Friday, January 23, 2009

Remembering the planet Pluto

On Monday’s Tonight show, Jay Leno interviewed the man he said was the smartest guest he’d ever had. (Given he normally interviews starlets, TV actors and politicians, that wouldn’t be hard.)

But in this case, the guest was Neil DeGrasse Tyson who holds a PhD in astrophysics from Columbia. Maybe not a rocket scientist in the literal sense, but in the figurative sense.

Tyson has served on presidential commissions — including the NASA Advisory Council, writes popular and scientific articles, and is director of the Hayden Planetarium in NYC. He was also named the “Sexiest Astrophysicist” by People magazine in 2000.
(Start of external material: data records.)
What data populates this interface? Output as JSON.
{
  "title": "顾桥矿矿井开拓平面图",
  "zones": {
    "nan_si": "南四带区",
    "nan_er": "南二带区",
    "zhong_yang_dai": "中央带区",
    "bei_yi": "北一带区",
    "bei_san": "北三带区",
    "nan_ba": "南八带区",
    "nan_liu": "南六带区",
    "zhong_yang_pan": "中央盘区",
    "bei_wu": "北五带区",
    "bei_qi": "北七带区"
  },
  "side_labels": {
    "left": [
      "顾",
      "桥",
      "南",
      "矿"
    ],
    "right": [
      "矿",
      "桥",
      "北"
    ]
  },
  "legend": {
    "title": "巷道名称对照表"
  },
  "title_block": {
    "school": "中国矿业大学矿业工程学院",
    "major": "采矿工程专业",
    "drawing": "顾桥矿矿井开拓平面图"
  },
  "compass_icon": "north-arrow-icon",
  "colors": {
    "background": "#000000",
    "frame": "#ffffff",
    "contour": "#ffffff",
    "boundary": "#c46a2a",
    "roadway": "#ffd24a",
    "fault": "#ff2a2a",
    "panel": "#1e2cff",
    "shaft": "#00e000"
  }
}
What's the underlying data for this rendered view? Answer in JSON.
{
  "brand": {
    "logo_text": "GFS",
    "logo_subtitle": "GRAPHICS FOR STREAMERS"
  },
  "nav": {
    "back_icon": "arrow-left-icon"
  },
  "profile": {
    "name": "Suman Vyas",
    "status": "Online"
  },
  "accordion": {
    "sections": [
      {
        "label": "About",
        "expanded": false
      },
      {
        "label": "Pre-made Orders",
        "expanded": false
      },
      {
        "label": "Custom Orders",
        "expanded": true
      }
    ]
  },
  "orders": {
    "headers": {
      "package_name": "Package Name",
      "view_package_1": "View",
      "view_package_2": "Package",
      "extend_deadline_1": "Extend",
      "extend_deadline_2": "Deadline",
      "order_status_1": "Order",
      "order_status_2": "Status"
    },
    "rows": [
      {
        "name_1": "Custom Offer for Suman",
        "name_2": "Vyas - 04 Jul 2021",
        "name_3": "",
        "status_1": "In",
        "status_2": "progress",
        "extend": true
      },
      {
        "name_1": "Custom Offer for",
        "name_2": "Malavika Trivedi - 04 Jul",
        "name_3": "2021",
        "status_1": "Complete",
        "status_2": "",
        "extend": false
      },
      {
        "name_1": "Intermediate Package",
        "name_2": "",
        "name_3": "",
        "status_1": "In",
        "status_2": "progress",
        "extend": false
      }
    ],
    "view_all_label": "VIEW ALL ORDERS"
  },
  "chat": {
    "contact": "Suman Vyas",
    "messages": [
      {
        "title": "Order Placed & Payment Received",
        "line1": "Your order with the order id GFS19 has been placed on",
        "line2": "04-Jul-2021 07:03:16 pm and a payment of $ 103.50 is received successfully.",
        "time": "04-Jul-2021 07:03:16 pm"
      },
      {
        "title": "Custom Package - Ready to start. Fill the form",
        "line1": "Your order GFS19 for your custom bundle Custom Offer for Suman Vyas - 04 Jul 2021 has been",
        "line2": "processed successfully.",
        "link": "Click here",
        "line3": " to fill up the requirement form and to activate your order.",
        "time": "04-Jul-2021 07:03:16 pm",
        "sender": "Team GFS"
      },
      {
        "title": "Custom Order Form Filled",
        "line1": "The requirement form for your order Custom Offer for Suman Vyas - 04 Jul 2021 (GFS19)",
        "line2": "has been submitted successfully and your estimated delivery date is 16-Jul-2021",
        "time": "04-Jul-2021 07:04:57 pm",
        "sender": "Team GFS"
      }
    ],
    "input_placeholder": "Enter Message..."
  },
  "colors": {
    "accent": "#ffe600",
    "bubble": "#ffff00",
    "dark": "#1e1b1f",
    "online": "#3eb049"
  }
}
As is often the case, Dr. Tyson was there to flog his latest book, in this case The Pluto Files: The Rise and Fall of America’s Favorite Planet. In recalling his own role in fueling the controversy (and Pluto’s demotion to planetoid) he mentioned that there was a Facebook group entitled “When I was your age, Pluto was a planet”:

This is a group dedicated to the kids who were taught that Pluto was the 9th planet from the sun!!!!
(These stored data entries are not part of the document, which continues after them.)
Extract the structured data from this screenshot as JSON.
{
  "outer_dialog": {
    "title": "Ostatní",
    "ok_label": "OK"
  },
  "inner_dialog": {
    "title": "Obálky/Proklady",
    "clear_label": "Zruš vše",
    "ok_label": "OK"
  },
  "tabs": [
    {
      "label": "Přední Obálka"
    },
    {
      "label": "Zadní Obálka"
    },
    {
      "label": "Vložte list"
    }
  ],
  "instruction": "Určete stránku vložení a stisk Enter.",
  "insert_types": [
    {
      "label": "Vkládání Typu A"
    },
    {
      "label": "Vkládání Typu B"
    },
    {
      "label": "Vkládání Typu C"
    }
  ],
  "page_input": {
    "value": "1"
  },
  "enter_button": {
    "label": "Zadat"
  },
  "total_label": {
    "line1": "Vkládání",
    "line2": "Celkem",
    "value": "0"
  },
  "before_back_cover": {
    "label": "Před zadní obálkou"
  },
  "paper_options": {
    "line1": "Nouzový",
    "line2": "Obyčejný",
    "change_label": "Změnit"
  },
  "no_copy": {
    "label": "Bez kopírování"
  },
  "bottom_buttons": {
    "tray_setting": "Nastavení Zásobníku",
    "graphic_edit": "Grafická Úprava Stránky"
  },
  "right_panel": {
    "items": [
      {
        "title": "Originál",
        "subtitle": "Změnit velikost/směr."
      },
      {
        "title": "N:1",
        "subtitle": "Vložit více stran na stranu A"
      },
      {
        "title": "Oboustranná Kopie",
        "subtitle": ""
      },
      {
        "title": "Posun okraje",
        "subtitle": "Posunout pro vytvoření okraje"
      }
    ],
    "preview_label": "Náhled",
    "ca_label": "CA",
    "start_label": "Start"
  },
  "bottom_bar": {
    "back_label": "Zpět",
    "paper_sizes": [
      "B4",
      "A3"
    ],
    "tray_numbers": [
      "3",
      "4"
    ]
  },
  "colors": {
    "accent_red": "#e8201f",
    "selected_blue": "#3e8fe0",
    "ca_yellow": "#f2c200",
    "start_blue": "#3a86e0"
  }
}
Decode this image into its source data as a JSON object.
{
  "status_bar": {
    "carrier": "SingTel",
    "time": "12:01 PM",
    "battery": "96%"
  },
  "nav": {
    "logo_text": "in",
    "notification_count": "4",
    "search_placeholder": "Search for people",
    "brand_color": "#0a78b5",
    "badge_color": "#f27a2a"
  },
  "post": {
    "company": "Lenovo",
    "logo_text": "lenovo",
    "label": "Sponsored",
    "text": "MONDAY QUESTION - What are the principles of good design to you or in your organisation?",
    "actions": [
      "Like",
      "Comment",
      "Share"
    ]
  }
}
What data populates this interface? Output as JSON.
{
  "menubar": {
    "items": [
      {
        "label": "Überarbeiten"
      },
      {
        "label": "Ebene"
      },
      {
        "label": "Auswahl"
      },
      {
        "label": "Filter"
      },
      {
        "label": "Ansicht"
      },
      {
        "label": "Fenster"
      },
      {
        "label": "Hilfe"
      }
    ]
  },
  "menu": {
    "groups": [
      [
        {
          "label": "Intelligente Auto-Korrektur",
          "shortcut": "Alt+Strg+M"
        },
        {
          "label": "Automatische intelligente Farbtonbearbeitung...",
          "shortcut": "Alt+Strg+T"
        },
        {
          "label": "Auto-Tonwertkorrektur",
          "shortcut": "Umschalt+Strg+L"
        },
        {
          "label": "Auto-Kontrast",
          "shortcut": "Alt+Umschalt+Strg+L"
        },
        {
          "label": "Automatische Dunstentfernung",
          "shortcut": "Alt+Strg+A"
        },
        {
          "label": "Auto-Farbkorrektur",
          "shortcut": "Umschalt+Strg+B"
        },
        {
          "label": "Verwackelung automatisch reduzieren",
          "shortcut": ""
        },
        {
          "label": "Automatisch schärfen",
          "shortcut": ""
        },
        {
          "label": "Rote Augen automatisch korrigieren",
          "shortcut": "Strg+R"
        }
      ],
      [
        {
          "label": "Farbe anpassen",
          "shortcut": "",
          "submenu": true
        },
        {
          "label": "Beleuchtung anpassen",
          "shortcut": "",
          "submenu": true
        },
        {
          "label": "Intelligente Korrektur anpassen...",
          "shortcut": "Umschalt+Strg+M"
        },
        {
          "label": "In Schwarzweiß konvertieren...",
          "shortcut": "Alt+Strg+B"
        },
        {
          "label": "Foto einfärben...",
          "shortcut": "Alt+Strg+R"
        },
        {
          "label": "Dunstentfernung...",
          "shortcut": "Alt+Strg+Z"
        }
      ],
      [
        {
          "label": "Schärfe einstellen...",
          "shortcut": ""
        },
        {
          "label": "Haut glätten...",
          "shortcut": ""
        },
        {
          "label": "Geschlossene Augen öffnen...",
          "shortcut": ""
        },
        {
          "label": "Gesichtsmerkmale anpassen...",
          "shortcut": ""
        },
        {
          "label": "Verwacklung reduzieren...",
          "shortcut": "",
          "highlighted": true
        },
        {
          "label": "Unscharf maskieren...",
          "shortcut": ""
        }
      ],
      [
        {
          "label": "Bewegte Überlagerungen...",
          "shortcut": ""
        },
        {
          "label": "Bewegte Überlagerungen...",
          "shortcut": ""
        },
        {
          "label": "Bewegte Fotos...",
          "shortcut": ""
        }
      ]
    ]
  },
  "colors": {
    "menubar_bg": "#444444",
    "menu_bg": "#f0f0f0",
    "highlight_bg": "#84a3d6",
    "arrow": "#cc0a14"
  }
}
Pluto, we salute you. (February 18, 1930 - August 24, 2006)
I checked it out the next morning, and I’m proud to say I’m now member 1,546,518 — the first group I’ve joined since joining Facebook over the weekend. The group doesn’t seem to do anything other than collect members, but I imagine it’s not the only group like that on Facebook.

2 comments:

Laurel Kornfeld said...

Tyson may be smart, but he's wrong about Pluto. Significantly, he is not a planetary scientist but an astrophysicist, meaning the study of planets is not his specialty.
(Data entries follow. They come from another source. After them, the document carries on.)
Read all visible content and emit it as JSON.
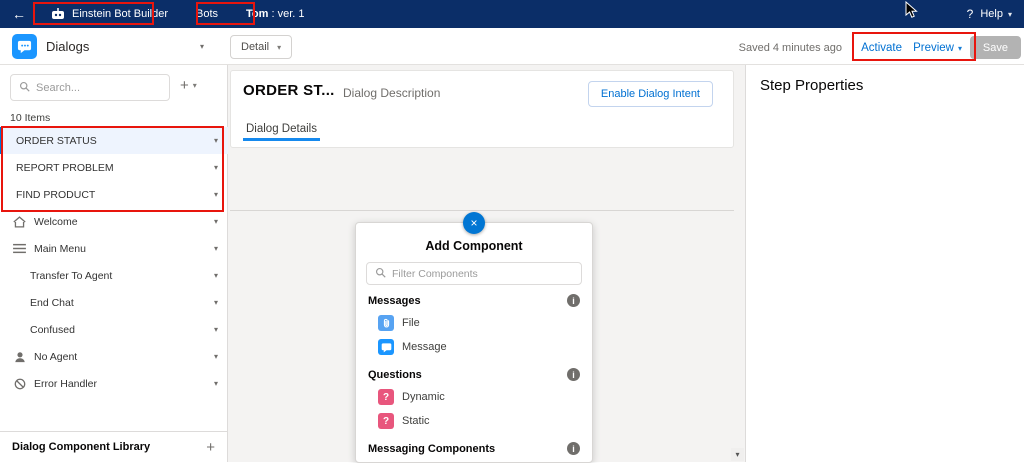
{
  "colors": {
    "header_navy": "#0b2e68",
    "accent_blue": "#0070d2",
    "icon_blue": "#1b96ff",
    "icon_file_blue": "#57a3f2",
    "question_pink": "#e8567d",
    "tab_underline_blue": "#1589ee",
    "annotation_red": "#e8150d"
  },
  "icons": {
    "back_arrow": "←",
    "chevron_down": "▾",
    "plus": "+",
    "info_glyph": "i",
    "close_glyph": "×",
    "help_glyph": "?",
    "question_glyph": "?"
  },
  "top_nav": {
    "app_name": "Einstein Bot Builder",
    "bots_label": "Bots",
    "bot_name": "Tom",
    "bot_version": " : ver. 1",
    "help_label": "Help"
  },
  "toolbar": {
    "entity_label": "Dialogs",
    "detail_label": "Detail",
    "saved_status": "Saved 4 minutes ago",
    "activate_label": "Activate",
    "preview_label": "Preview",
    "save_label": "Save"
  },
  "sidebar": {
    "search_placeholder": "Search...",
    "items_count": "10 Items",
    "items": [
      {
        "label": "ORDER STATUS",
        "selected": true
      },
      {
        "label": "REPORT PROBLEM"
      },
      {
        "label": "FIND PRODUCT"
      },
      {
        "label": "Welcome",
        "icon": "home"
      },
      {
        "label": "Main Menu",
        "icon": "menu"
      },
      {
        "label": "Transfer To Agent"
      },
      {
        "label": "End Chat"
      },
      {
        "label": "Confused"
      },
      {
        "label": "No Agent",
        "icon": "person"
      },
      {
        "label": "Error Handler",
        "icon": "ban"
      }
    ],
    "footer_label": "Dialog Component Library"
  },
  "main": {
    "dialog_title": "ORDER ST...",
    "dialog_description": "Dialog Description",
    "enable_intent_label": "Enable Dialog Intent",
    "tab_label": "Dialog Details",
    "add_component": {
      "title": "Add Component",
      "filter_placeholder": "Filter Components",
      "sections": [
        {
          "label": "Messages",
          "items": [
            {
              "label": "File",
              "icon": "paperclip"
            },
            {
              "label": "Message",
              "icon": "chat"
            }
          ]
        },
        {
          "label": "Questions",
          "items": [
            {
              "label": "Dynamic",
              "icon": "question"
            },
            {
              "label": "Static",
              "icon": "question"
            }
          ]
        },
        {
          "label": "Messaging Components",
          "items": []
        }
      ]
    }
  },
  "right_panel": {
    "title": "Step Properties"
  }
}
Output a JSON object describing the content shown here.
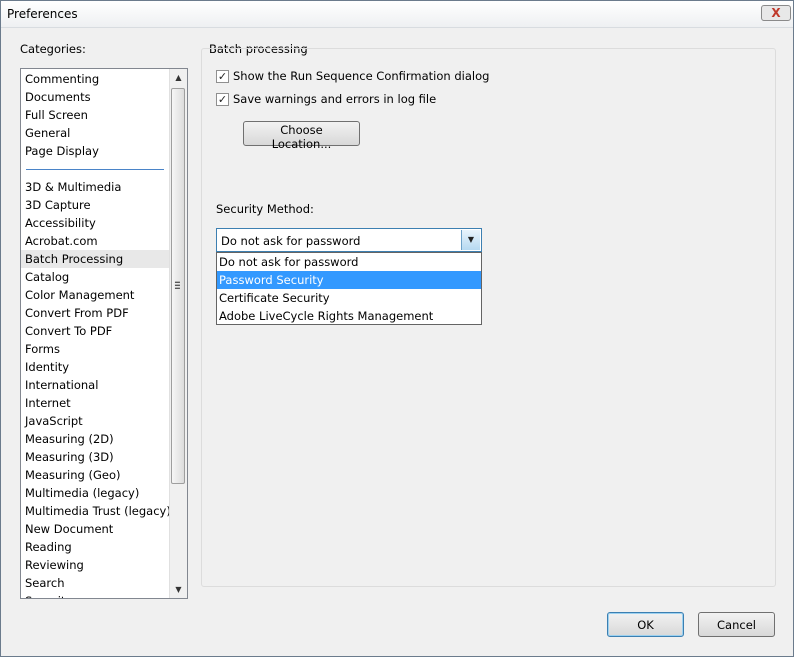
{
  "window": {
    "title": "Preferences",
    "close_label": "X"
  },
  "categories": {
    "label": "Categories:",
    "top_items": [
      "Commenting",
      "Documents",
      "Full Screen",
      "General",
      "Page Display"
    ],
    "items": [
      "3D & Multimedia",
      "3D Capture",
      "Accessibility",
      "Acrobat.com",
      "Batch Processing",
      "Catalog",
      "Color Management",
      "Convert From PDF",
      "Convert To PDF",
      "Forms",
      "Identity",
      "International",
      "Internet",
      "JavaScript",
      "Measuring (2D)",
      "Measuring (3D)",
      "Measuring (Geo)",
      "Multimedia (legacy)",
      "Multimedia Trust (legacy)",
      "New Document",
      "Reading",
      "Reviewing",
      "Search",
      "Security"
    ],
    "selected": "Batch Processing"
  },
  "batch": {
    "group_title": "Batch processing",
    "show_confirm_label": "Show the Run Sequence Confirmation dialog",
    "show_confirm_checked": true,
    "save_warnings_label": "Save warnings and errors in log file",
    "save_warnings_checked": true,
    "choose_location_label": "Choose Location...",
    "security_method_label": "Security Method:",
    "security_method_value": "Do not ask for password",
    "security_options": [
      "Do not ask for password",
      "Password Security",
      "Certificate Security",
      "Adobe LiveCycle Rights Management"
    ],
    "highlighted_option": "Password Security"
  },
  "footer": {
    "ok_label": "OK",
    "cancel_label": "Cancel"
  },
  "icons": {
    "check": "check-icon",
    "scroll_up": "scroll-up-arrow-icon",
    "scroll_down": "scroll-down-arrow-icon",
    "dropdown": "dropdown-arrow-icon"
  },
  "colors": {
    "selection": "#3399ff",
    "list_selected": "#e8e8e8",
    "separator": "#4a84c8"
  }
}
Pluto has not "fallen," and even now, there is a movement among both scientists and lay people to get its planet status reinstated. You can find a petition of 300 professional astronomers who rejected the demotion here: http://www.ipetitions.com/petition/planetprotest/

Pluto's status is still very much an open debate. I encourage anyone who believes Pluto is a planet to visit http://www.dwarfplanetsrplanets2.com and use the information there to email the IAU, asking them to revisit this issue (especially since only four percent of the IAU voted on it in 2006). For more on why Tyson is wrong about Pluto, visit my Pluto blog at http://laurele.livejournal.com

Joel West said...

I'd certainly agree that training as an astrophysicist does not qualify someone to be an expert in planetary science.

As someone trained in climatology, I can say the same thing about all the geologists and biologists that claim to be experts in upper atmospheric heat transport. But that’s another story.

Of course, the real planetary scientists aren’t writing NY Times bestsellers. It’s quite something to be the author of the solar system book when your field of expertise is cosmology.